Le Conseil d’État a définitivement annulé le permis de construire d’un somptueux palais de style florentin édifié depuis 2005 sur les hauteurs de Grasse, ranimant ainsi la perspective de sa démolition prochaine.
L’affaire alimente la justice depuis qu’un entrepreneur aujourd’hui âgé de 68 ans a acquis, en 2005, une vaste propriété avant d’entreprendre d’importants travaux pour transformer un mas de 200 m² en un véritable palais, estimé par le fisc en 2019 à près de 57 millions d’euros.
Près de 3.000 m² de bâtiments au style Renaissance, richement décorés, une piscine, un héliport, ainsi qu’une route de 600 mètres tracée au cœur d’un espace boisé classé : le tout destiné à accueillir des réceptions prestigieuses ou encore des tournages télévisés.

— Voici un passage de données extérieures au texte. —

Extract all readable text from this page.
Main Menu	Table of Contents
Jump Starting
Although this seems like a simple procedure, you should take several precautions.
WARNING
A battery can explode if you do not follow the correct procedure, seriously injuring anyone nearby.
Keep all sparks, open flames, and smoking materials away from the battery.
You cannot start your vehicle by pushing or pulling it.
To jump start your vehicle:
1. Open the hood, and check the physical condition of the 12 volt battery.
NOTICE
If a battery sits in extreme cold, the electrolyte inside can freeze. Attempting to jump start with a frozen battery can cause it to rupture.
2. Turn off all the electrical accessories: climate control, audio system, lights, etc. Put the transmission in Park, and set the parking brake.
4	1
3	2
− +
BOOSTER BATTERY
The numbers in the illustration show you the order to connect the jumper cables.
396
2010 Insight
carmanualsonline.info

Ces aménagements ont été entrepris sans permis de construire initialement, puis en s’appuyant sur un permis délivré en 2006, rapidement contesté par les voisins de Patrick Diter.
En 2017, le tribunal correctionnel de Grasse a jugé ce permis frauduleux et ordonné la destruction des ouvrages réalisés. Une décision confirmée par la cour d’appel en 2019, puis par la Cour de cassation en 2020, assortie d’un délai de dix-huit mois et d’une amende de 500 euros par jour de retard.
Le Conseil d’État confirme la fraude et relance le dossier du palais de Grasse
En parallèle, le tribunal administratif de Nice avait donné raison en 2018 aux riverains réclamant à la mairie l’annulation du permis. Toutefois, en 2020, le Conseil d’État avait annulé cette décision avant de renvoyer l’affaire devant le même tribunal, qui, en mai 2023, avait finalement rétabli le permis de construire.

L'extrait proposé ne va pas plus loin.